The bill was introduced by Republican Rep. Scott Perry of Pennsylvania on August 7, as a way of showing the US’ disapproval of China’s human rights violations including the abuse of Uighurs and Kazaks.
“The leadership of the People’s Republic of China has gone unchallenged in its perverse pursuits of human rights abuses across decades. Addressing the head of state of the People’s Republic of China as a ‘president’ grants the incorrect assumption that the people of the state, via democratic means, have readily legitimized the leader who rules them,” the bill reads.
The bill mentioned the use of Chinese armed forces to constantly infringe upon the sovereignty of surrounding countries, citing the April 2020 incident, where the Chinese maritime surveillance sank a Vietnamese fishing boat off the paracel Islands.
However, the move appears unlikely to take anything from Xi, who has acquired titles for himself since he came into power in 2012, though it bears authoritarian remarks.
The title ‘president’ has a democratic bearing that the Chinese government has failed to manifest, and the morality in referring to Xi, who has been at the top of authoritarian rule for years, as president has been called into question. Critics argue that addressing Xi as president allows him to project an image of openness and representative leadership to the international community which stands in stark opposition to who he truly is.
“China is not a democracy, and its citizens have no right to vote, assemble, or speak freely. Giving General Secretary Xi the unearned title of ‘president’ lends a veneer of democratic legitimacy to the CCP and Xi’s authoritarian rule,” said the US-China Economic and Security Review Commission, in a 2019 report to Congress.
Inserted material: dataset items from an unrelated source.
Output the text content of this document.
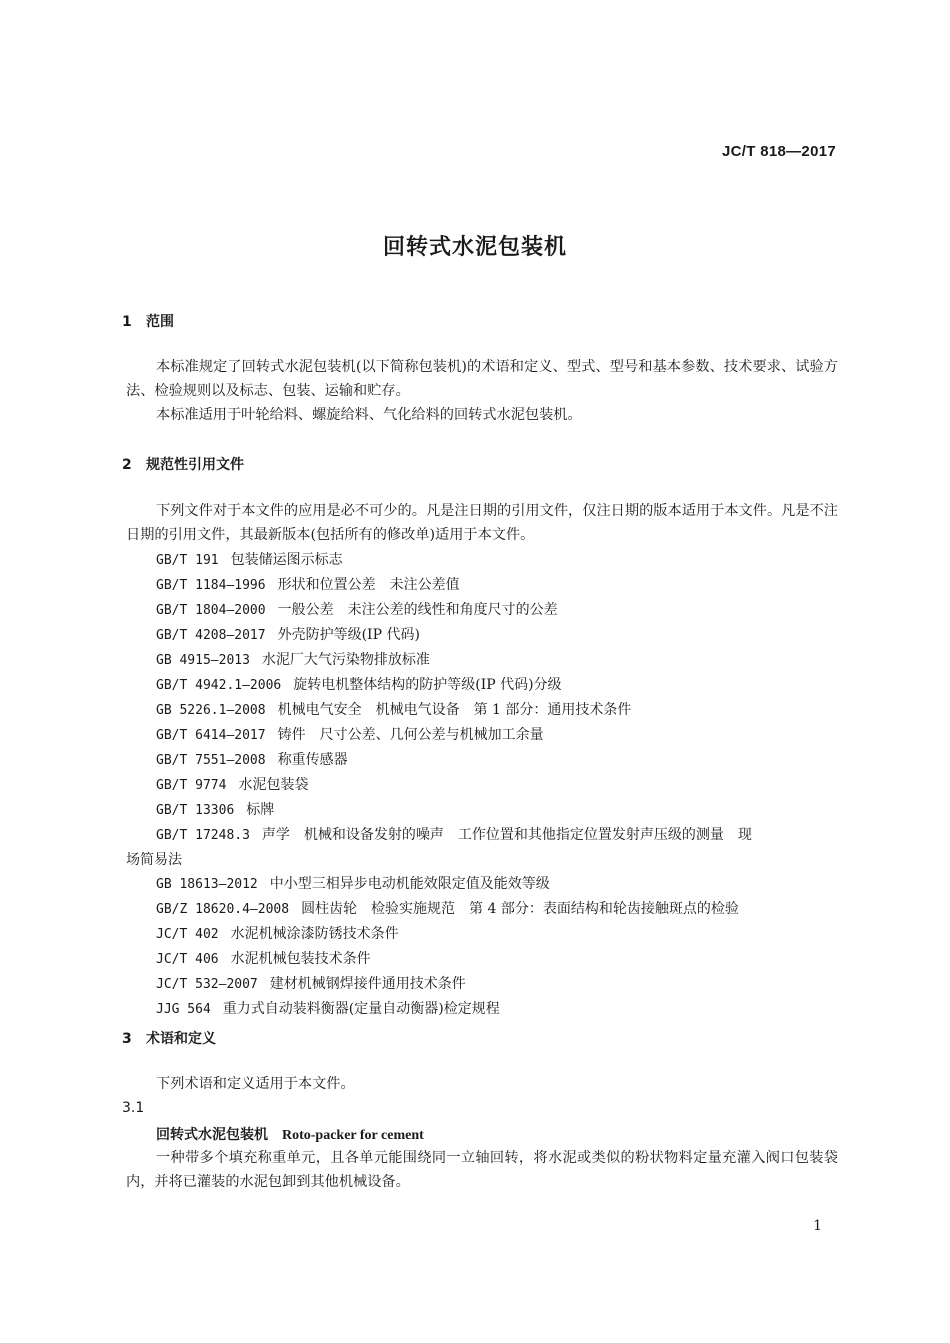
JC/T 818—2017
回转式水泥包装机
1 范围
本标准规定了回转式水泥包装机(以下简称包装机)的术语和定义、型式、型号和基本参数、技术要求、试验方法、检验规则以及标志、包装、运输和贮存。
本标准适用于叶轮给料、螺旋给料、气化给料的回转式水泥包装机。
2 规范性引用文件
下列文件对于本文件的应用是必不可少的。凡是注日期的引用文件，仅注日期的版本适用于本文件。凡是不注日期的引用文件，其最新版本(包括所有的修改单)适用于本文件。
GB/T 191 包装储运图示标志
GB/T 1184—1996 形状和位置公差　未注公差值
GB/T 1804—2000 一般公差　未注公差的线性和角度尺寸的公差
GB/T 4208—2017 外壳防护等级(IP 代码)
GB 4915—2013 水泥厂大气污染物排放标准
GB/T 4942.1—2006 旋转电机整体结构的防护等级(IP 代码)分级
GB 5226.1—2008 机械电气安全　机械电气设备　第 1 部分：通用技术条件
GB/T 6414—2017 铸件　尺寸公差、几何公差与机械加工余量
GB/T 7551—2008 称重传感器
GB/T 9774 水泥包装袋
GB/T 13306 标牌
GB/T 17248.3 声学　机械和设备发射的噪声　工作位置和其他指定位置发射声压级的测量　现
场简易法
GB 18613—2012 中小型三相异步电动机能效限定值及能效等级
GB/Z 18620.4—2008 圆柱齿轮　检验实施规范　第 4 部分：表面结构和轮齿接触斑点的检验
JC/T 402 水泥机械涂漆防锈技术条件
JC/T 406 水泥机械包装技术条件
JC/T 532—2007 建材机械钢焊接件通用技术条件
JJG 564 重力式自动装料衡器(定量自动衡器)检定规程
3 术语和定义
下列术语和定义适用于本文件。
3.1
回转式水泥包装机 Roto-packer for cement
一种带多个填充称重单元，且各单元能围绕同一立轴回转，将水泥或类似的粉状物料定量充灌入阀口包装袋内，并将已灌装的水泥包卸到其他机械设备。
1
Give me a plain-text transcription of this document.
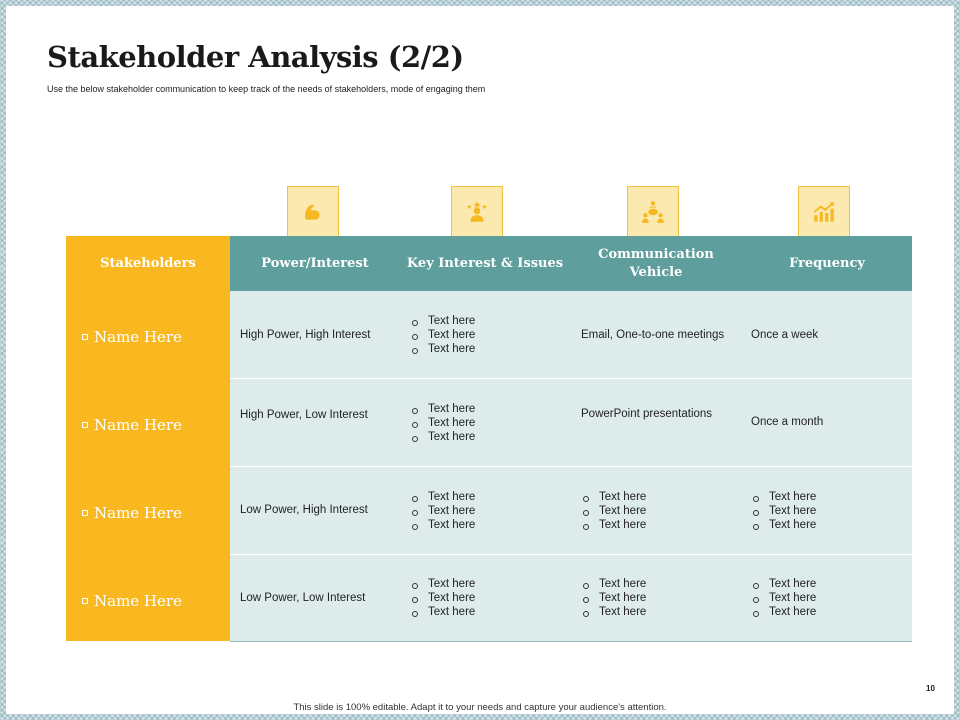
Stakeholder Analysis (2/2)
Use the below stakeholder communication to keep track of the needs of stakeholders, mode of engaging them
Stakeholders
Name Here
Name Here
Name Here
Name Here
Power/Interest	Key Interest & Issues
Communication Vehicle
Frequency
High Power, High Interest
Text here
Text here
Text here
Email, One-to-one meetings Once a week
High Power, Low Interest	Text here
Text here
Text here
PowerPoint presentations
Once a month
Low Power, High Interest
Text here
Text here
Text here
Text here
Text here
Text here
Text here
Text here
Text here
Low Power, Low Interest
Text here
Text here
Text here
Text here
Text here
Text here
Text here
Text here
Text here
10
This slide is 100% editable. Adapt it to your needs and capture your audience's attention.
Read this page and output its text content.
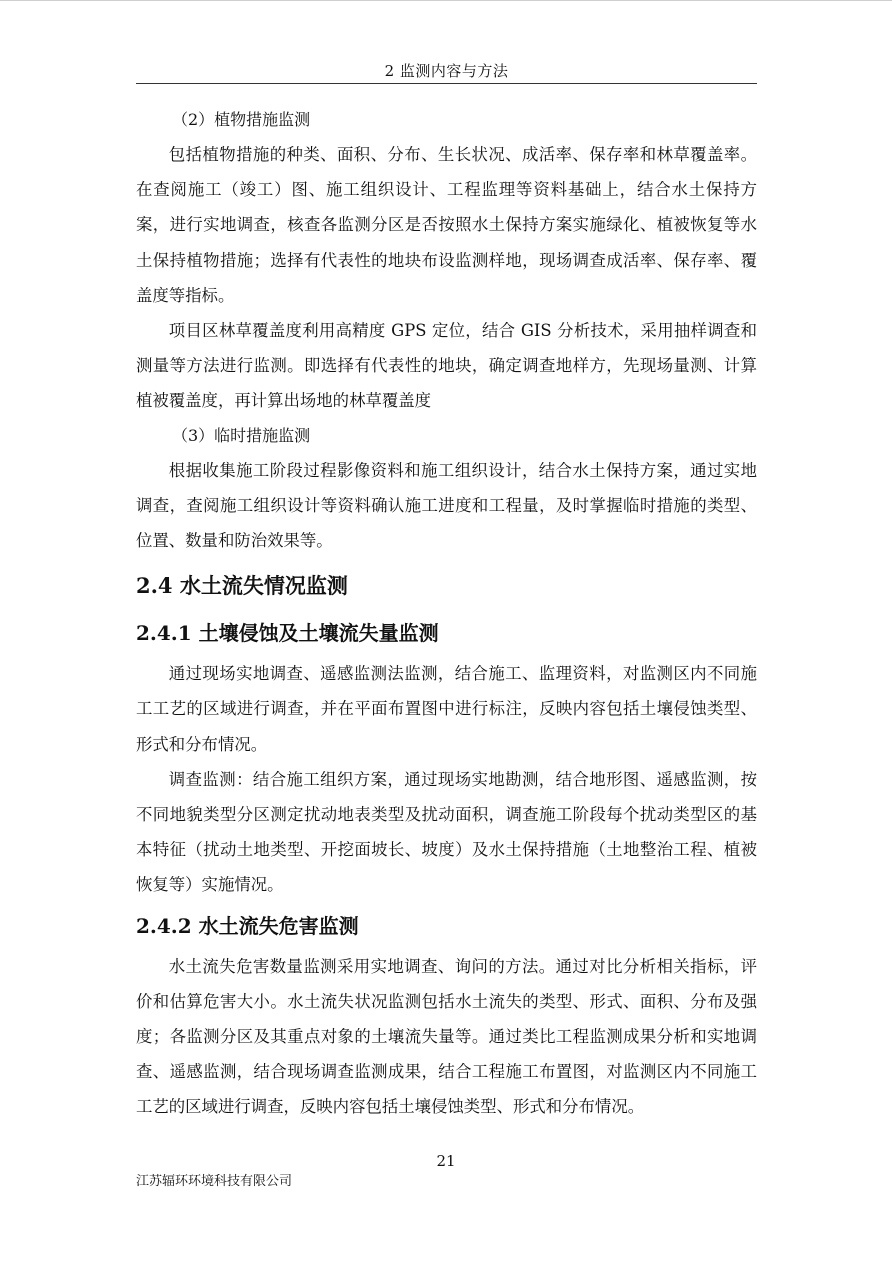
2 监测内容与方法
（2）植物措施监测

包括植物措施的种类、面积、分布、生长状况、成活率、保存率和林草覆盖率。在查阅施工（竣工）图、施工组织设计、工程监理等资料基础上，结合水土保持方案，进行实地调查，核查各监测分区是否按照水土保持方案实施绿化、植被恢复等水土保持植物措施；选择有代表性的地块布设监测样地，现场调查成活率、保存率、覆盖度等指标。

项目区林草覆盖度利用高精度 GPS 定位，结合 GIS 分析技术，采用抽样调查和测量等方法进行监测。即选择有代表性的地块，确定调查地样方，先现场量测、计算植被覆盖度，再计算出场地的林草覆盖度

（3）临时措施监测

根据收集施工阶段过程影像资料和施工组织设计，结合水土保持方案，通过实地调查，查阅施工组织设计等资料确认施工进度和工程量，及时掌握临时措施的类型、位置、数量和防治效果等。

2.4 水土流失情况监测
2.4.1 土壤侵蚀及土壤流失量监测

通过现场实地调查、遥感监测法监测，结合施工、监理资料，对监测区内不同施工工艺的区域进行调查，并在平面布置图中进行标注，反映内容包括土壤侵蚀类型、形式和分布情况。

调查监测：结合施工组织方案，通过现场实地勘测，结合地形图、遥感监测，按不同地貌类型分区测定扰动地表类型及扰动面积，调查施工阶段每个扰动类型区的基本特征（扰动土地类型、开挖面坡长、坡度）及水土保持措施（土地整治工程、植被恢复等）实施情况。

2.4.2 水土流失危害监测

水土流失危害数量监测采用实地调查、询问的方法。通过对比分析相关指标，评价和估算危害大小。水土流失状况监测包括水土流失的类型、形式、面积、分布及强度；各监测分区及其重点对象的土壤流失量等。通过类比工程监测成果分析和实地调查、遥感监测，结合现场调查监测成果，结合工程施工布置图，对监测区内不同施工工艺的区域进行调查，反映内容包括土壤侵蚀类型、形式和分布情况。

21
江苏辐环环境科技有限公司
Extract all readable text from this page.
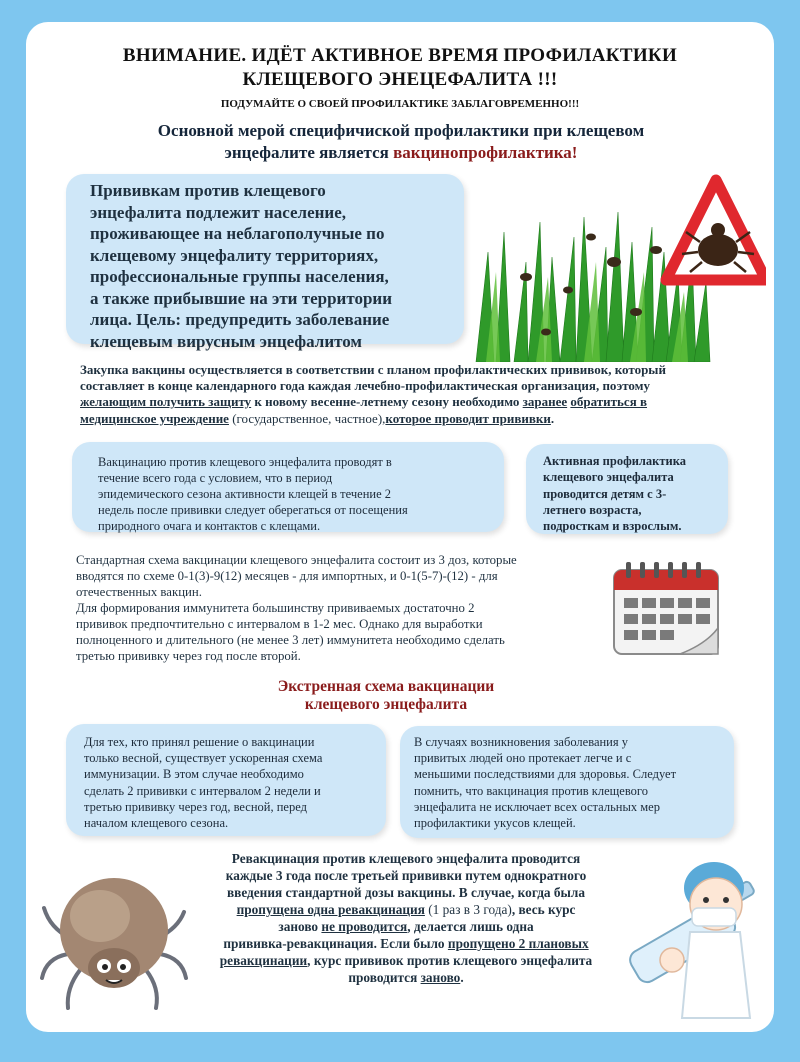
ВНИМАНИЕ. ИДЁТ АКТИВНОЕ ВРЕМЯ ПРОФИЛАКТИКИ
КЛЕЩЕВОГО ЭНЕЦЕФАЛИТА !!!
ПОДУМАЙТЕ О СВОЕЙ ПРОФИЛАКТИКЕ ЗАБЛАГОВРЕМЕННО!!!
Основной мерой специфичиской профилактики при клещевом
энцефалите является вакцинопрофилактика!
Прививкам против клещевого
энцефалита подлежит население,
проживающее на неблагополучные по
клещевому энцефалиту территориях,
профессиональные группы населения,
а также прибывшие на эти территории
лица. Цель: предупредить заболевание
клещевым вирусным энцефалитом
Закупка вакцины осуществляется в соответствии с планом профилактических прививок, который
составляет в конце календарного года каждая лечебно-профилактическая организация, поэтому
желающим получить защиту к новому весенне-летнему сезону необходимо заранее обратиться в
медицинское учреждение (государственное, частное),которое проводит прививки.
Вакцинацию против клещевого энцефалита проводят в
течение всего года с условием, что в период
эпидемического сезона активности клещей в течение 2
недель после прививки следует оберегаться от посещения
природного очага и контактов с клещами.
Активная профилактика
клещевого энцефалита
проводится детям с 3-
летнего возраста,
подросткам и взрослым.
Стандартная схема вакцинации клещевого энцефалита состоит из 3 доз, которые
вводятся по схеме 0-1(3)-9(12) месяцев - для импортных, и 0-1(5-7)-(12) - для
отечественных вакцин.
Для формирования иммунитета большинству прививаемых достаточно 2
прививок предпочтительно с интервалом в 1-2 мес. Однако для выработки
полноценного и длительного (не менее 3 лет) иммунитета необходимо сделать
третью прививку через год после второй.
Экстренная схема вакцинации
клещевого энцефалита
Для тех, кто принял решение о вакцинации
только весной, существует ускоренная схема
иммунизации. В этом случае необходимо
сделать 2 прививки с интервалом 2 недели и
третью прививку через год, весной, перед
началом клещевого сезона.
В случаях возникновения заболевания у
привитых людей оно протекает легче и с
меньшими последствиями для здоровья. Следует
помнить, что вакцинация против клещевого
энцефалита не исключает всех остальных мер
профилактики укусов клещей.
Ревакцинация против клещевого энцефалита проводится
каждые 3 года после третьей прививки путем однократного
введения стандартной дозы вакцины. В случае, когда была
пропущена одна ревакцинация (1 раз в 3 года), весь курс
заново не проводится, делается лишь одна
прививка-ревакцинация. Если было пропущено 2 плановых
ревакцинации, курс прививок против клещевого энцефалита
проводится заново.
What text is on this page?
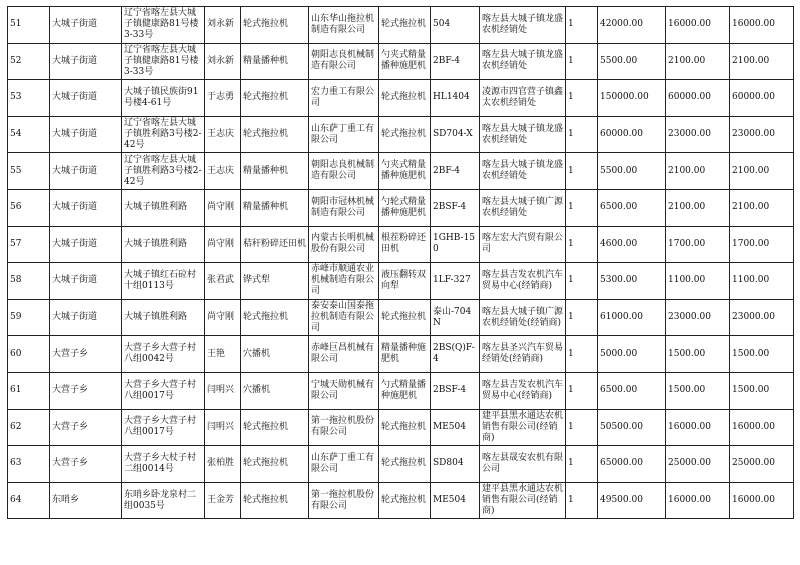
51	大城子街道	辽宁省喀左县大城子镇健康路81号楼3-33号	刘永新	轮式拖拉机	山东华山拖拉机制造有限公司	轮式拖拉机	504	喀左县大城子镇龙盛农机经销处	1	42000.00	16000.00	16000.00
52	大城子街道	辽宁省喀左县大城子镇健康路81号楼3-33号	刘永新	精量播种机	朝阳志良机械制造有限公司	勺夹式精量播种施肥机	2BF-4	喀左县大城子镇龙盛农机经销处	1	5500.00	2100.00	2100.00
53	大城子街道	大城子镇民族街91号楼4-61号	于志勇	轮式拖拉机	宏力重工有限公司	轮式拖拉机	HL1404	凌源市四官营子镇鑫太农机经销处	1	150000.00	60000.00	60000.00
54	大城子街道	辽宁省喀左县大城子镇胜利路3号楼2-42号	王志庆	轮式拖拉机	山东萨丁重工有限公司	轮式拖拉机	SD704-X	喀左县大城子镇龙盛农机经销处	1	60000.00	23000.00	23000.00
55	大城子街道	辽宁省喀左县大城子镇胜利路3号楼2-42号	王志庆	精量播种机	朝阳志良机械制造有限公司	勺夹式精量播种施肥机	2BF-4	喀左县大城子镇龙盛农机经销处	1	5500.00	2100.00	2100.00
56	大城子街道	大城子镇胜利路	尚守刚	精量播种机	朝阳市冠林机械制造有限公司	勺轮式精量播种施肥机	2BSF-4	喀左县大城子镇广源农机经销处	1	6500.00	2100.00	2100.00
57	大城子街道	大城子镇胜利路	尚守刚	秸秆粉碎还田机	内蒙古长明机械股份有限公司	根茬粉碎还田机	1GHB-150	喀左宏大汽贸有限公司	1	4600.00	1700.00	1700.00
58	大城子街道	大城子镇红石砬村十组0113号	张君武	铧式犁	赤峰市顺通农业机械制造有限公司	液压翻转双向犁	1LF-327	喀左县吉发农机汽车贸易中心(经销商)	1	5300.00	1100.00	1100.00
59	大城子街道	大城子镇胜利路	尚守刚	轮式拖拉机	泰安泰山国泰拖拉机制造有限公司	轮式拖拉机	泰山-704N	喀左县大城子镇广源农机经销处(经销商)	1	61000.00	23000.00	23000.00
60	大营子乡	大营子乡大营子村八组0042号	王艳	穴播机	赤峰巨昌机械有限公司	精量播种施肥机	2BS(Q)F-4	喀左县圣兴汽车贸易经销处(经销商)	1	5000.00	1500.00	1500.00
61	大营子乡	大营子乡大营子村八组0017号	闫明兴	穴播机	宁城天勋机械有限公司	勺式精量播种施肥机	2BSF-4	喀左县吉发农机汽车贸易中心(经销商)	1	6500.00	1500.00	1500.00
62	大营子乡	大营子乡大营子村八组0017号	闫明兴	轮式拖拉机	第一拖拉机股份有限公司	轮式拖拉机	ME504	建平县黑水通达农机销售有限公司(经销商)	1	50500.00	16000.00	16000.00
63	大营子乡	大营子乡大杖子村二组0014号	张柏胜	轮式拖拉机	山东萨丁重工有限公司	轮式拖拉机	SD804	喀左县晟安农机有限公司	1	65000.00	25000.00	25000.00
64	东哨乡	东哨乡卧龙泉村二组0035号	王金芳	轮式拖拉机	第一拖拉机股份有限公司	轮式拖拉机	ME504	建平县黑水通达农机销售有限公司(经销商)	1	49500.00	16000.00	16000.00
But in China, Xi’s titles do not include the word ‘President’ while past Chinese leaders bore the official English title since 1980 when the South Asian country began opening up its economy, the head of the Chinese Communist Party has been differently addressed.
CNN did a history recap on the titles held by Xi in Chinese, and none represents exactly the English word ‘president.’ For instance, the three main titles Xi is known by are guojia zhuxi, meaning State Chairman; Zhongyang junwei zhuxi, commander-in-chief of the people’s Liberation Army (PLA); and zong shuji, the head of China’s ruling political party.
These titles are used to address Xi according to each occasion. But for English speakers and the state-run media, the title of number one man in China is president.
While the bill is going to make a strong statement about the United States’ view of Chinese authoritarian rule headed by Xi, addressing him as ‘General Secretary’ has a little weight to change the status quo.